Summary Panel of the Effects on Red Blood Cells (RBCs) of 0, 10, 100 and 1000 µM Ascorbic Acid (AA), Uric Acid (UA), Trolox and Resveratrol against AAPH, Diamide and H₂O₂ at Different Concentrations. Top: effect on ROS by fluorescence emission; and bottom: effect on RBC morphology (i.e., average of the optical path difference distribution [OPD AVG] parameter and normalized confluency). Each cell on the heat map represents the mean area under the curve (AUC) for three RBC concentrates (RCCs) under a particular treatment.
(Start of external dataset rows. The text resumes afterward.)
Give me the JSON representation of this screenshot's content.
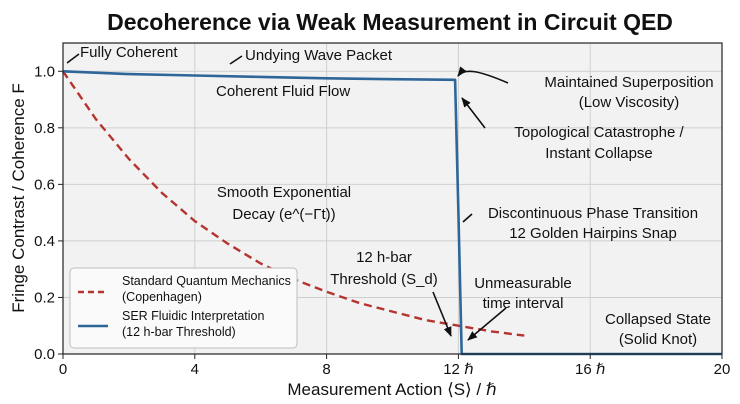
{
  "chart_data": {
    "type": "line",
    "title": "Decoherence via Weak Measurement in Circuit QED",
    "xlabel": "Measurement Action ⟨S⟩ / ℏ",
    "ylabel": "Fringe Contrast / Coherence F",
    "xlim": [
      0,
      20
    ],
    "ylim": [
      0,
      1.1
    ],
    "grid": true,
    "xticks": [
      {
        "value": 0,
        "label": "0"
      },
      {
        "value": 4,
        "label": "4"
      },
      {
        "value": 8,
        "label": "8"
      },
      {
        "value": 12,
        "label": "12 ℏ"
      },
      {
        "value": 16,
        "label": "16 ℏ"
      },
      {
        "value": 20,
        "label": "20"
      }
    ],
    "yticks": [
      {
        "value": 0,
        "label": "0.0"
      },
      {
        "value": 0.2,
        "label": "0.2"
      },
      {
        "value": 0.4,
        "label": "0.4"
      },
      {
        "value": 0.6,
        "label": "0.6"
      },
      {
        "value": 0.8,
        "label": "0.8"
      },
      {
        "value": 1.0,
        "label": "1.0"
      }
    ],
    "series": [
      {
        "name": "Standard Quantum Mechanics (Copenhagen)",
        "style": "dashed",
        "color": "#b5342f",
        "x": [
          0,
          1,
          2,
          3,
          4,
          5,
          6,
          7,
          8,
          9,
          10,
          11,
          12,
          13,
          14
        ],
        "y": [
          1.0,
          0.83,
          0.69,
          0.57,
          0.47,
          0.39,
          0.32,
          0.265,
          0.22,
          0.18,
          0.15,
          0.12,
          0.1,
          0.08,
          0.065
        ]
      },
      {
        "name": "SER Fluidic Interpretation (12 h-bar Threshold)",
        "style": "solid",
        "color": "#2f6699",
        "x": [
          0,
          2,
          4,
          6,
          8,
          10,
          11.9,
          12.0,
          12.1,
          20
        ],
        "y": [
          1.0,
          0.99,
          0.985,
          0.98,
          0.975,
          0.972,
          0.97,
          0.5,
          0.0,
          0.0
        ]
      }
    ],
    "legend_position": "bottom-left",
    "annotations": [
      {
        "lines": [
          "Fully Coherent"
        ]
      },
      {
        "lines": [
          "Undying Wave Packet"
        ]
      },
      {
        "lines": [
          "Coherent Fluid Flow"
        ]
      },
      {
        "lines": [
          "Maintained Superposition",
          "(Low Viscosity)"
        ]
      },
      {
        "lines": [
          "Topological Catastrophe /",
          "Instant Collapse"
        ]
      },
      {
        "lines": [
          "Smooth Exponential",
          "Decay (e^(−Γt))"
        ]
      },
      {
        "lines": [
          "Discontinuous Phase Transition",
          "12 Golden Hairpins Snap"
        ]
      },
      {
        "lines": [
          "12 h-bar",
          "Threshold (S_d)"
        ]
      },
      {
        "lines": [
          "Unmeasurable",
          "time interval"
        ]
      },
      {
        "lines": [
          "Collapsed State",
          "(Solid Knot)"
        ]
      }
    ]
  }
}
Two-way ANOVA was performed to compare the effect of the 0 µM versus 10, 100 or 1000 µM antioxidant conditions; * p-value < 0.05, ** p-value < 0.01, *** p-value < 0.001, and **** p-value < 0.0001.

Figure 4

Assessment of the Protection Provided by Resveratrol against AAPH, Diamide and H₂O₂ Oxidants. (A) Time-lapse analysis of fluorescence emission for red blood cells (RBCs) treated with 1 mM AAPH, 1 mM diamide or 0.001% H₂O₂, and 0, 10, 100 and 1000 µM resveratrol. (C) Time-lapse analysis by digital holographic microscopy (DHM) of morphological changes triggered by 5 mM AAPH, 2 mM diamide or 0.005% H₂O₂, and 0, 10, 100 and 1000 µM resveratrol. top: average of the optical path difference distribution (OPD AVG) parameter; bottom: normalized confluency (B) and (D) area under the curve (AUC) calculated from fluorescence and OPD AVG and confluency curves. Of note: control samples were neither treated with oxidants nor antioxidants. “No-antioxidant” control corresponding to the 0 µM antioxidant samples are in darker color. For the AUC, two-way ANOVA was performed to compare the effect of resveratrol at different concentrations with the no-antioxidant condition; * p-value < 0.05, ** p-value < 0.01, *** p-value < 0.001, **** p-value < 0.0001, and “ns” non-significant.

Figure 5

Effect of Resveratrol on Red Blood Cells (RBCs). Formation of “Tirocytes”. (A) Time-lapse analysis and the calculated AUC of fluorescence emission and morphology (i.e., average of the optical path difference distribution [OPD AVG] parameter and normalized confluency) for RBCs treated with 0, 10, 100 and 1000 µM resveratrol only (no oxidants). * p-value < 0.05, *** p-value < 0.001, and “ns” non-significant. (B) Illustrative phase images showing the morphological changes leading to a diamond-shaped RBC (treated with 1000 µM resveratrol). (C) Morphology of RBCs after 13h50 incubation with 1000 µM resveratrol. Diamond-shaped “Tirocytes” are surrounded by a red circle.